Gelelim tarifine...Bu arada kırmızı biber müthiş bir antioksidan, haberiniz olsun.
-4-5 adet kırmızı biberi haşladım. İsteyenler içeriği artırıp soğan, patates, havuç da koyabilir ancak o zaman kırmızı biber çorbası olmaktan çıkıp sebze çorbasına dönüşüyor:)



-Biberler iyice yumuşayınca bir kevgir yardımıyla sudan alıp, biberleri öğütücüye, suyunu da çorbada kullanmak üzere kenara ayırdım.Ben biberleri ince zarıyla birlikte öğütüyorum ama sevmeyenler zarlarını soyabilir.





-Az tereyağını eritip bir çorba kaşığı un ile (un kokusu gidene kadar) kavurdum, azar azar süt ilave ettim.    İlave edeceğiniz sütün miktarı kıvam için önemlidir. O yüzden yavaş yavaş ilave etmekte fayda var. Eğer çok katı bir karışım olursa yeniden süt veya su ilave ederek kıvamı tutturabilirsiniz. Pürüzsüz bir karışım elde edene kadar karıştırdım.

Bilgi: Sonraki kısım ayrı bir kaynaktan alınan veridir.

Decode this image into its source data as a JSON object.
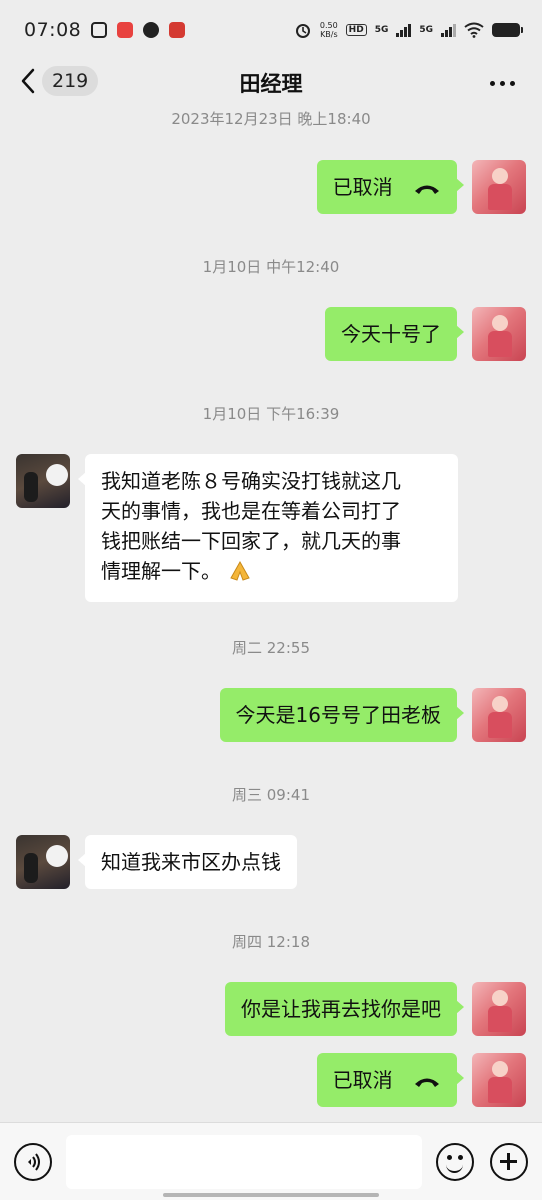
{
  "status_bar": {
    "time": "07:08",
    "net_speed_value": "0.50",
    "net_speed_unit": "KB/s",
    "hd_tag": "HD",
    "sim1_tag": "5G",
    "sim2_tag": "5G",
    "icons": [
      "video-app-icon",
      "app-icon",
      "message-icon",
      "app-icon",
      "alarm-icon",
      "hd-voice-icon",
      "signal-icon",
      "wifi-icon",
      "battery-icon"
    ]
  },
  "header": {
    "back_icon": "chevron-left-icon",
    "unread_count": "219",
    "title": "田经理",
    "more_icon": "more-dots-icon"
  },
  "messages": {
    "ts0": "2023年12月23日 晚上18:40",
    "m1": "已取消",
    "ts1": "1月10日 中午12:40",
    "m2": "今天十号了",
    "ts2": "1月10日 下午16:39",
    "m3_line1": "我知道老陈８号确实没打钱就这几",
    "m3_line2": "天的事情，我也是在等着公司打了",
    "m3_line3": "钱把账结一下回家了，就几天的事",
    "m3_line4": "情理解一下。",
    "ts3": "周二 22:55",
    "m4": "今天是16号号了田老板",
    "ts4": "周三 09:41",
    "m5": "知道我来市区办点钱",
    "ts5": "周四 12:18",
    "m6": "你是让我再去找你是吧",
    "m7": "已取消"
  },
  "input_bar": {
    "voice_icon": "voice-icon",
    "emoji_icon": "emoji-icon",
    "plus_icon": "plus-icon",
    "placeholder": ""
  },
  "colors": {
    "background": "#ededed",
    "my_bubble": "#95ec69",
    "other_bubble": "#ffffff",
    "timestamp": "#8a8a8a"
  }
}
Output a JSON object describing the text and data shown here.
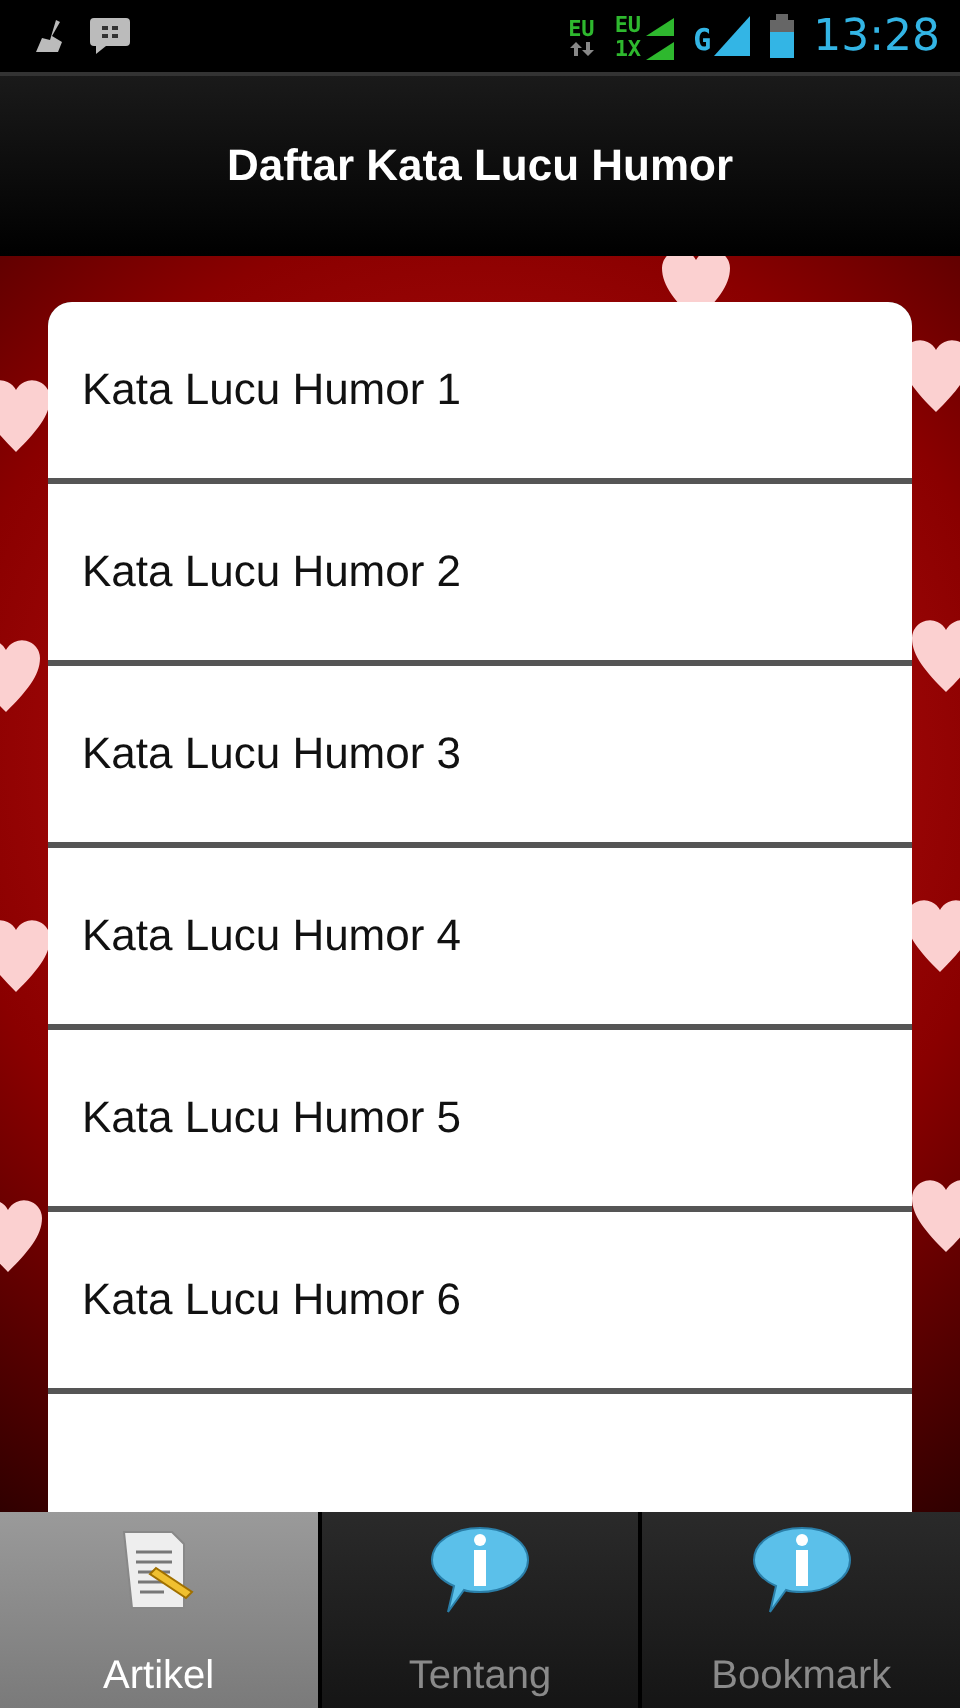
{
  "status_bar": {
    "network_labels": [
      "EU",
      "EU",
      "1X",
      "G"
    ],
    "time": "13:28"
  },
  "title": "Daftar Kata Lucu Humor",
  "items": [
    {
      "label": "Kata Lucu Humor 1"
    },
    {
      "label": "Kata Lucu Humor 2"
    },
    {
      "label": "Kata Lucu Humor 3"
    },
    {
      "label": "Kata Lucu Humor 4"
    },
    {
      "label": "Kata Lucu Humor 5"
    },
    {
      "label": "Kata Lucu Humor 6"
    }
  ],
  "partial_row": true,
  "tabs": [
    {
      "label": "Artikel",
      "kind": "article",
      "selected": true
    },
    {
      "label": "Tentang",
      "kind": "info",
      "selected": false
    },
    {
      "label": "Bookmark",
      "kind": "info",
      "selected": false
    }
  ]
}
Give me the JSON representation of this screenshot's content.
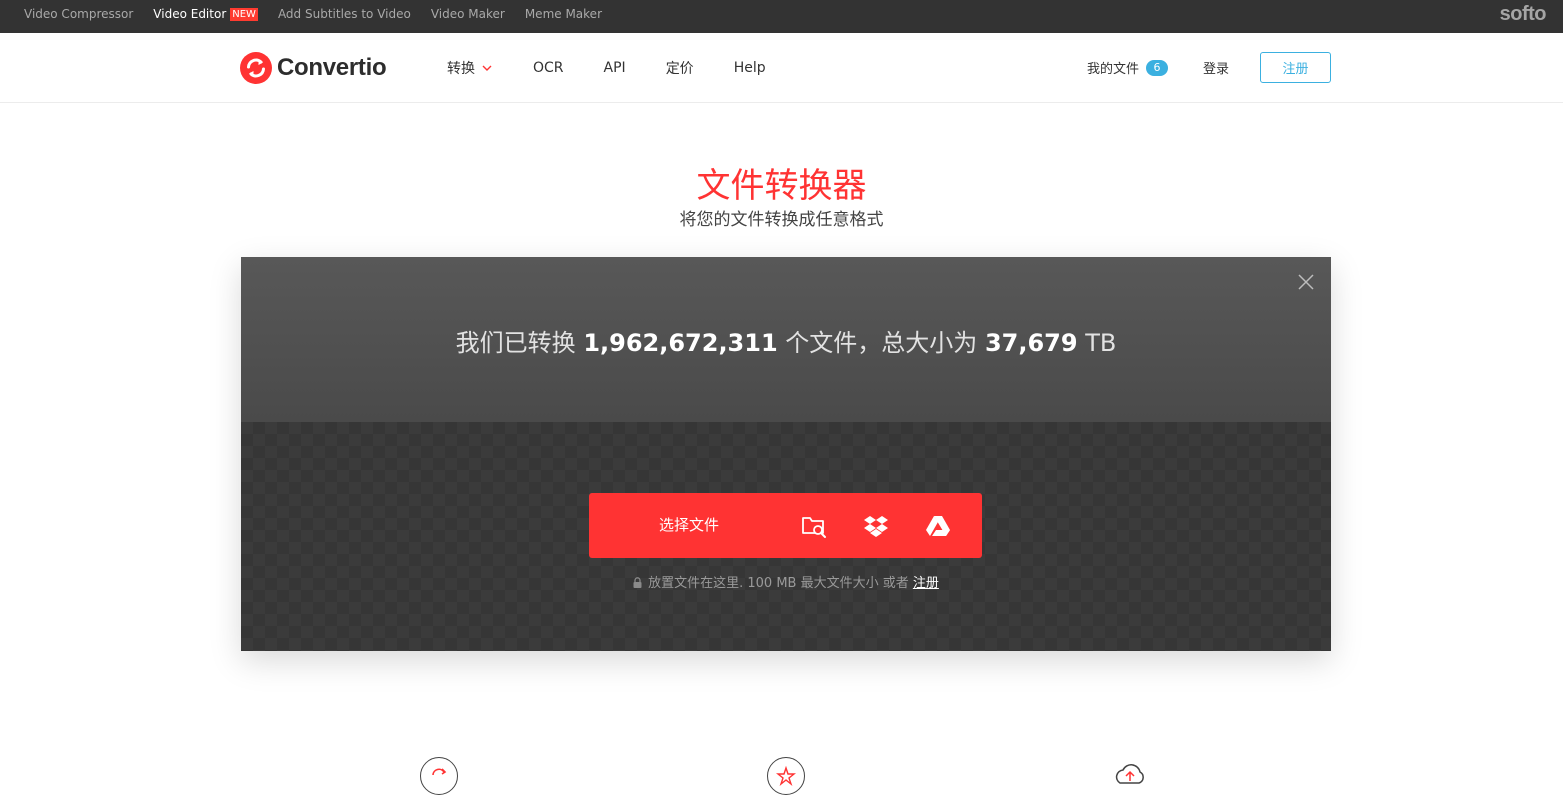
{
  "softo_bar": {
    "links": [
      {
        "label": "Video Compressor",
        "active": false
      },
      {
        "label": "Video Editor",
        "active": true,
        "badge": "NEW"
      },
      {
        "label": "Add Subtitles to Video",
        "active": false
      },
      {
        "label": "Video Maker",
        "active": false
      },
      {
        "label": "Meme Maker",
        "active": false
      }
    ],
    "brand": "softo"
  },
  "header": {
    "logo_text": "Convertio",
    "nav": {
      "convert": "转换",
      "ocr": "OCR",
      "api": "API",
      "pricing": "定价",
      "help": "Help"
    },
    "my_files_label": "我的文件",
    "my_files_count": "6",
    "login": "登录",
    "register": "注册"
  },
  "hero": {
    "title": "文件转换器",
    "subtitle": "将您的文件转换成任意格式"
  },
  "stats": {
    "prefix": "我们已转换",
    "files_count": "1,962,672,311",
    "middle": "个文件，总大小为",
    "total_size": "37,679",
    "unit": "TB"
  },
  "uploader": {
    "choose_label": "选择文件",
    "note_prefix": "放置文件在这里. 100 MB 最大文件大小 或者",
    "note_link": "注册"
  },
  "icons": {
    "close": "close-icon",
    "folder_search": "folder-search-icon",
    "dropbox": "dropbox-icon",
    "google_drive": "google-drive-icon",
    "lock": "lock-icon"
  },
  "colors": {
    "accent_red": "#ff3333",
    "accent_blue": "#3bb0e0",
    "top_bar": "#333333",
    "stats_panel": "#525252",
    "drop_panel": "#3b3b3b"
  }
}
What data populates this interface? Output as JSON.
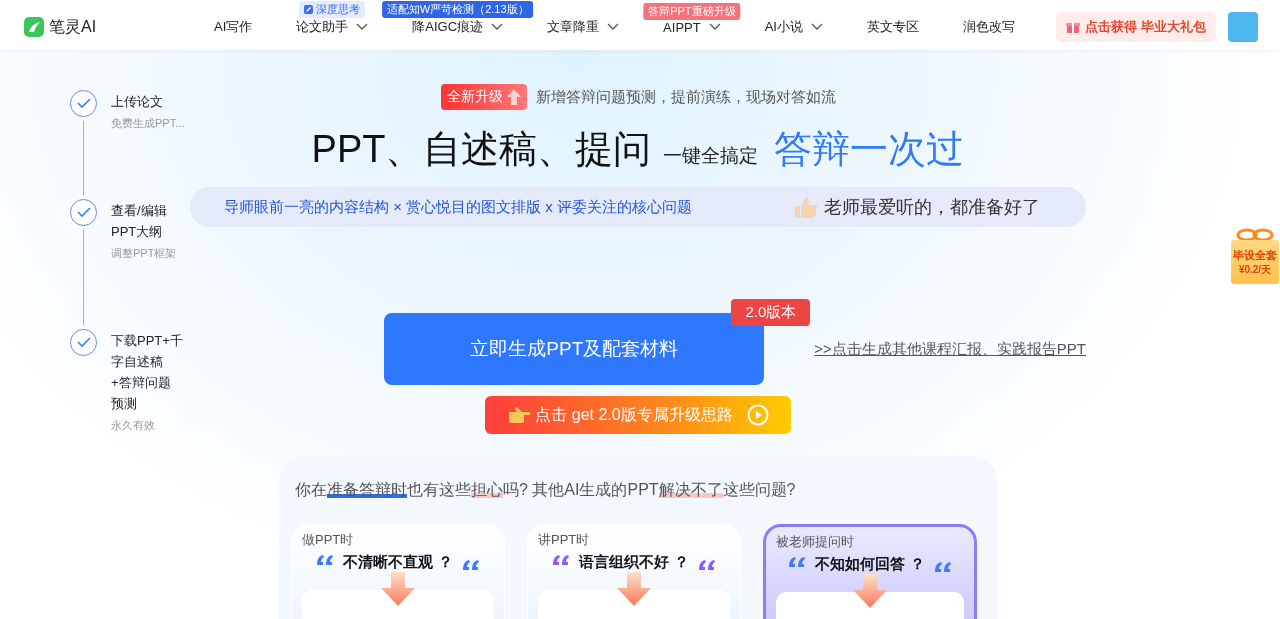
{
  "header": {
    "logo": "笔灵AI",
    "nav": [
      {
        "label": "AI写作",
        "dropdown": false
      },
      {
        "label": "论文助手",
        "dropdown": true,
        "badge": {
          "text": "深度思考",
          "kind": "soft"
        }
      },
      {
        "label": "降AIGC痕迹",
        "dropdown": true,
        "badge": {
          "text": "适配知W严苛检测（2.13版）",
          "kind": "blue"
        }
      },
      {
        "label": "文章降重",
        "dropdown": true
      },
      {
        "label": "AIPPT",
        "dropdown": true,
        "badge": {
          "text": "答辩PPT重磅升级",
          "kind": "red"
        }
      },
      {
        "label": "AI小说",
        "dropdown": true
      },
      {
        "label": "英文专区",
        "dropdown": false
      },
      {
        "label": "润色改写",
        "dropdown": false
      }
    ],
    "promo": "点击获得 毕业大礼包"
  },
  "steps": [
    {
      "title_lines": [
        "上传论文"
      ],
      "sub": "免费生成PPT...",
      "checked": true
    },
    {
      "title_lines": [
        "查看/编辑",
        "PPT大纲"
      ],
      "sub": "调整PPT框架",
      "checked": true
    },
    {
      "title_lines": [
        "下载PPT+千",
        "字自述稿",
        "+答辩问题",
        "预测"
      ],
      "sub": "永久有效",
      "checked": true
    }
  ],
  "banner": {
    "tag": "全新升级",
    "text": "新增答辩问题预测，提前演练，现场对答如流"
  },
  "headline": {
    "main": "PPT、自述稿、提问",
    "small": "一键全搞定",
    "accent": "答辩一次过"
  },
  "pill": {
    "features": "导师眼前一亮的内容结构 × 赏心悦目的图文排版 x 评委关注的核心问题",
    "praise": "老师最爱听的，都准备好了"
  },
  "cta": {
    "label": "立即生成PPT及配套材料",
    "badge": "2.0版本",
    "link": ">>点击生成其他课程汇报、实践报告PPT",
    "upgrade": "点击 get 2.0版专属升级思路"
  },
  "problems": {
    "question": [
      {
        "text": "你在",
        "kind": "plain"
      },
      {
        "text": "准备答辩时",
        "kind": "strong"
      },
      {
        "text": "也有这些",
        "kind": "plain"
      },
      {
        "text": "担心",
        "kind": "soft"
      },
      {
        "text": "吗?  其他AI生成的PPT",
        "kind": "plain"
      },
      {
        "text": "解决不了",
        "kind": "soft"
      },
      {
        "text": "这些问题?",
        "kind": "plain"
      }
    ],
    "cards": [
      {
        "label": "做PPT时",
        "complaint": "不清晰不直观 ？",
        "color": "#3b7cff",
        "selected": false
      },
      {
        "label": "讲PPT时",
        "complaint": "语言组织不好 ？",
        "color": "#8b5cf6",
        "selected": false
      },
      {
        "label": "被老师提问时",
        "complaint": "不知如何回答 ？",
        "color": "#3b7cff",
        "selected": true
      }
    ]
  },
  "gift": {
    "line1": "毕设全套",
    "line2": "¥0.2/天"
  }
}
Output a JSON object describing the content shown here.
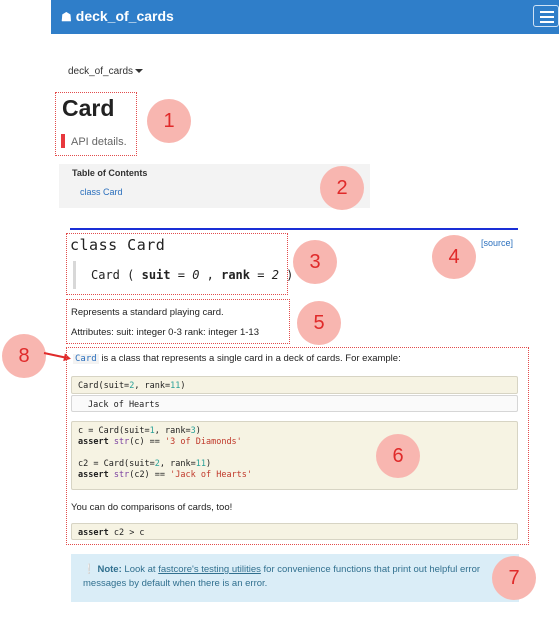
{
  "navbar": {
    "home_icon": "home-icon",
    "title": "deck_of_cards",
    "menu_icon": "hamburger-icon"
  },
  "dropdown": {
    "label": "deck_of_cards"
  },
  "page": {
    "title": "Card",
    "subtitle": "API details."
  },
  "toc": {
    "title": "Table of Contents",
    "link": "class Card"
  },
  "source_link": "[source]",
  "signature": {
    "class_line": "class Card",
    "name": "Card",
    "param1": "suit",
    "val1": "0",
    "param2": "rank",
    "val2": "2"
  },
  "docstring": {
    "line1": "Represents a standard playing card.",
    "line2": "Attributes: suit: integer 0-3 rank: integer 1-13"
  },
  "intro": {
    "code": "Card",
    "text": " is a class that represents a single card in a deck of cards. For example:"
  },
  "code1": {
    "prefix": "Card(suit=",
    "n1": "2",
    "mid": ", rank=",
    "n2": "11",
    "suffix": ")"
  },
  "output1": "Jack of Hearts",
  "code2": {
    "l1a": "c = Card(suit=",
    "l1n1": "1",
    "l1b": ", rank=",
    "l1n2": "3",
    "l1c": ")",
    "l2kw": "assert",
    "l2fn": "str",
    "l2a": "(c) == ",
    "l2s": "'3 of Diamonds'",
    "l3a": "c2 = Card(suit=",
    "l3n1": "2",
    "l3b": ", rank=",
    "l3n2": "11",
    "l3c": ")",
    "l4kw": "assert",
    "l4fn": "str",
    "l4a": "(c2) == ",
    "l4s": "'Jack of Hearts'"
  },
  "para": "You can do comparisons of cards, too!",
  "code3": {
    "kw": "assert",
    "rest": " c2 > c"
  },
  "note": {
    "icon": "info-icon",
    "bold": "Note:",
    "pre": " Look at ",
    "link": "fastcore's testing utilities",
    "post": " for convenience functions that print out helpful error messages by default when there is an error."
  },
  "annotations": [
    "1",
    "2",
    "3",
    "4",
    "5",
    "6",
    "7",
    "8"
  ],
  "colors": {
    "navbar": "#2f7ec9",
    "annotation": "#e02a2a",
    "annotation_fill": "#f8b6b0",
    "rule": "#1a2fd6"
  }
}
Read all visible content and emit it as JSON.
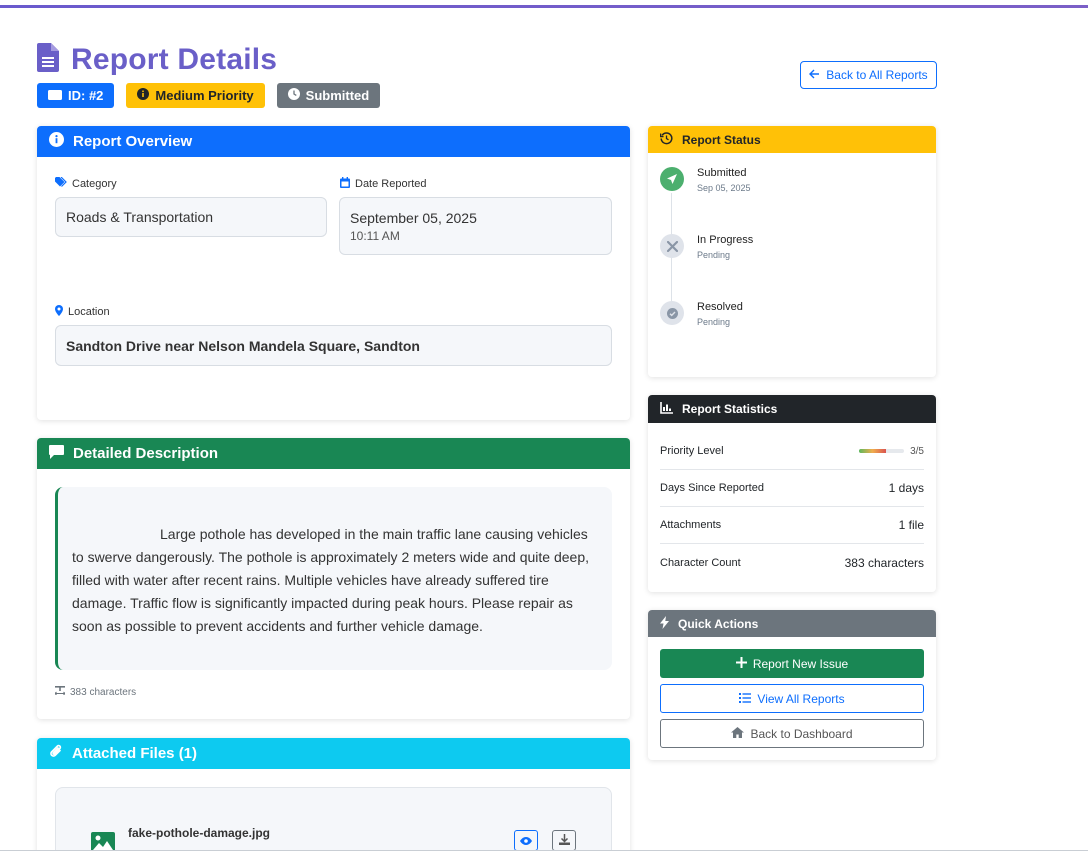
{
  "header": {
    "title": "Report Details",
    "badges": {
      "id": "ID: #2",
      "priority": "Medium Priority",
      "status": "Submitted"
    },
    "back_button": "Back to All Reports"
  },
  "overview": {
    "title": "Report Overview",
    "category_label": "Category",
    "category_value": "Roads & Transportation",
    "date_label": "Date Reported",
    "date_value": "September 05, 2025",
    "time_value": "10:11 AM",
    "location_label": "Location",
    "location_value": "Sandton Drive near Nelson Mandela Square, Sandton"
  },
  "description": {
    "title": "Detailed Description",
    "text": "Large pothole has developed in the main traffic lane causing vehicles to swerve dangerously. The pothole is approximately 2 meters wide and quite deep, filled with water after recent rains. Multiple vehicles have already suffered tire damage. Traffic flow is significantly impacted during peak hours. Please repair as soon as possible to prevent accidents and further vehicle damage.",
    "char_count": "383 characters"
  },
  "attachments": {
    "title": "Attached Files (1)",
    "files": [
      {
        "name": "fake-pothole-damage.jpg"
      }
    ]
  },
  "status": {
    "title": "Report Status",
    "steps": [
      {
        "title": "Submitted",
        "sub": "Sep 05, 2025",
        "color": "#4caf6e"
      },
      {
        "title": "In Progress",
        "sub": "Pending",
        "color": "#dfe3ea"
      },
      {
        "title": "Resolved",
        "sub": "Pending",
        "color": "#dfe3ea"
      }
    ]
  },
  "statistics": {
    "title": "Report Statistics",
    "priority_label": "Priority Level",
    "priority_value": "3/5",
    "priority_fraction": 0.6,
    "days_label": "Days Since Reported",
    "days_value": "1 days",
    "attachments_label": "Attachments",
    "attachments_value": "1 file",
    "chars_label": "Character Count",
    "chars_value": "383 characters"
  },
  "quick_actions": {
    "title": "Quick Actions",
    "report_new": "Report New Issue",
    "view_all": "View All Reports",
    "back_dashboard": "Back to Dashboard"
  },
  "colors": {
    "primary": "#0d6efd",
    "success": "#198754",
    "warning": "#ffc107",
    "info": "#0dcaf0",
    "dark": "#212529",
    "secondary": "#6c757d",
    "title": "#6a5fc8"
  }
}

-Püre haline gelmiş kırmızı biberleri ve haşlama suyunu ekleyip, tuz, beyazbiber (karabiber de olur) ve azıcık muscat rendeleyip güzelce karıştırdım. Arzu edenler 2 diş sarmısak veya 1 çay kaşığı sarmısak tozu ilave edebilirler.
-Bir taşım kaynadıktan sonra kırmızı biber çorbam hazır oldu. Servis ederken üzerine bahçemden topladığım birkaç yaprak taze fesleğeni (reyhan da olur) koyunca sonuç mükemmel oldu:)


Afiyet olsun!


11 Aralık 2011 Pazar

T.Ö.S

Ne yalan söyleyeyim, şu son bir aydır içim içime sığmıyor...Tatlı bir telaş, tarifsiz bir heyecan içindeyim...Yüreğim dalgalı deniz misali...Gözlerim bir değişik parlıyor...Geceleri uyku minimum seviyelerde...Anlayacağınız fena halde hedefe kilitlenmiş durumdayım...Yok yok, aşki bir durum değil bu! Bunun adı T.Ö.S! Yani Tipik Öğrenci Sendromu...Tıp literatüründe böyle bir kavram var mıdır bilmiyorum ama bilinen adıyla yazarsam anlayacaksınız: Sınav stresi!
Evet, yıllar sonra(!) bendeniz yeniden okullu oldum...Açık Öğretim Fakültesinin İkinci Üniversite kapsamında epeydir süregelen bir uygulamasından bu yıl bir arkadaşım vasıtasıyla haberdar olup Tarım Bölümüne kaydoldum...Teşekkür ederim sevgili Gülay:)  
Öğrenciliği ve o disiplini ne çok özlemişim... kitapların kokusunu... ders çalışmayı... düzenli not tutmayı... yazmayı... çizmeyi... araştırmayı... ve tabii ki sınav heyecanını! 
Dün ve bugün sekiz dersten girdiğim ilk sınavların bünyedeki baskısını an itibariyle atmış bulunuyorum...
Sıra sonuçları beklemeye geldi artık!